Multidimensional Vector Space Representation for Convergent Evolution and Molecular Phylogeny

Abstract
With growing amounts of genome data and constant improvement of models of molecular evolution, phylogenetic reconstruction became more reliable. However, our knowledge of the real process of molecular evolution is still limited. When enough large-sized data sets are analyzed, any subtle biases in statistical models can support incorrect topologies significantly because of the high signal-to-noise ratio. We propose a procedure to locate sequences in a multidimensional vector space (MVS), in which the geometry of the space is uniquely determined in such a way that the vectors of sequence evolution are orthogonal among different branches. In this paper, the MVS approach is developed to detect and remove biases in models of molecular evolution caused by unrecognized convergent evolution among lineages or unexpected patterns of substitutions. Biases in the estimated pairwise distances are identified as deviations (outliers) of sequence spatial vectors from the expected orthogonality. Modifications to the estimated distances are made by minimizing an index to quantify the deviations. In this way, it becomes possible to reconstruct the phylogenetic tree, taking account of possible biases in the model of molecular evolution.
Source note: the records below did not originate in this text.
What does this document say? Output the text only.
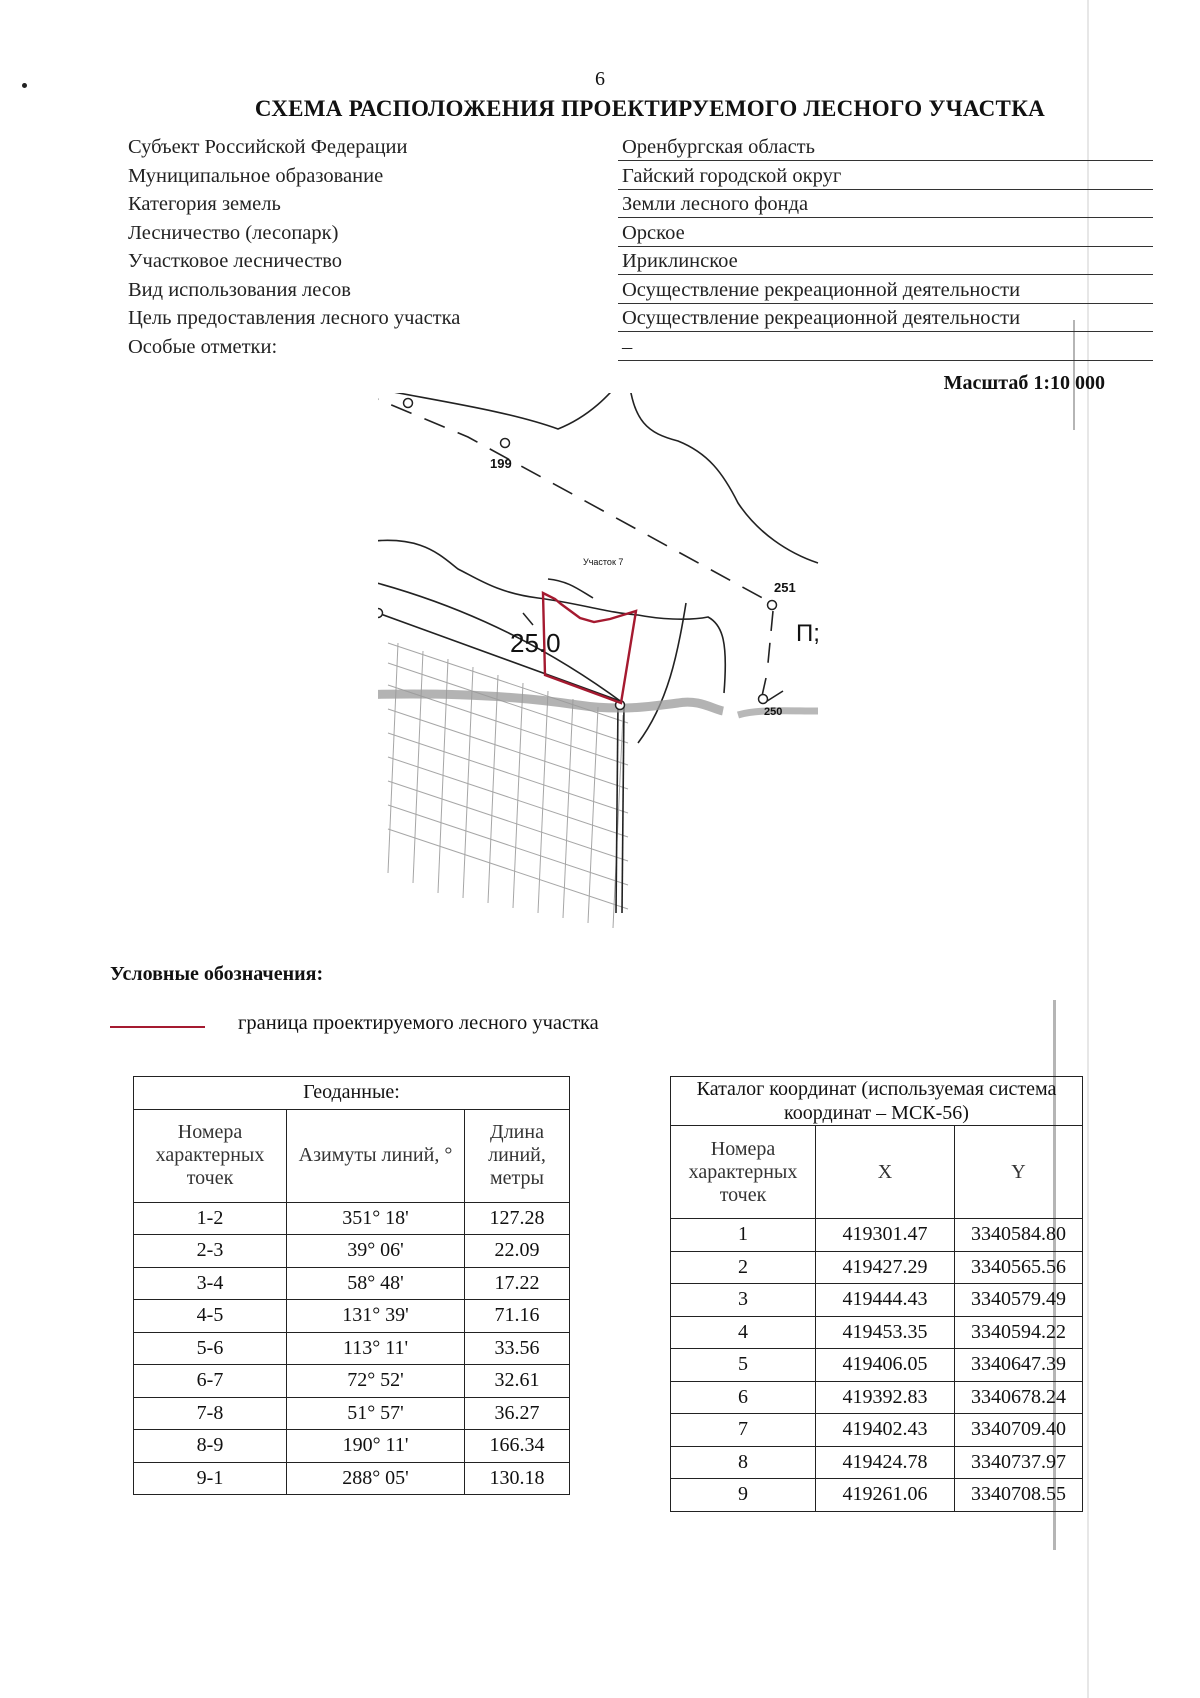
6
СХЕМА РАСПОЛОЖЕНИЯ ПРОЕКТИРУЕМОГО ЛЕСНОГО УЧАСТКА
Субъект Российской Федерации	Оренбургская область
Муниципальное образование	Гайский городской округ
Категория земель	Земли лесного фонда
Лесничество (лесопарк)	Орское
Участковое лесничество	Ириклинское
Вид использования лесов	Осуществление рекреационной деятельности
Цель предоставления лесного участка	Осуществление рекреационной деятельности
Особые отметки:	–
Масштаб 1:10 000
199
251
250
Участок 7
25.0	П;
Условные обозначения:
граница проектируемого лесного участка
Геоданные:		
Номера характерных точек	Азимуты линий, °	Длина линий, метры
1-2	351° 18'	127.28
2-3	39° 06'	22.09
3-4	58° 48'	17.22
4-5	131° 39'	71.16
5-6	113° 11'	33.56
6-7	72° 52'	32.61
7-8	51° 57'	36.27
8-9	190° 11'	166.34
9-1	288° 05'	130.18
Каталог координат (используемая система координат – МСК-56)		
Номера характерных точек	X	Y
1	419301.47	3340584.80
2	419427.29	3340565.56
3	419444.43	3340579.49
4	419453.35	3340594.22
5	419406.05	3340647.39
6	419392.83	3340678.24
7	419402.43	3340709.40
8	419424.78	3340737.97
9	419261.06	3340708.55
The efficacy of the modification procedure was verified by simulating evolution on various topologies with rate heterogeneity and convergent change. The phylogeny of placental mammals in previous analyses of large data sets has varied according to the genes being analyzed. Systematic deviations caused by convergent evolution were detected by our procedure in all representative data sets and were found to strongly affect the tree structure. However, the bias correction yielded a consistent topology among data sets. The existence of strong biases was validated by examining the sites of convergent evolution between the hedgehog and other species in mitochondrial data set. This convergent evolution explains why it has been difficult to determine the phylogenetic placement of the hedgehog in previous studies.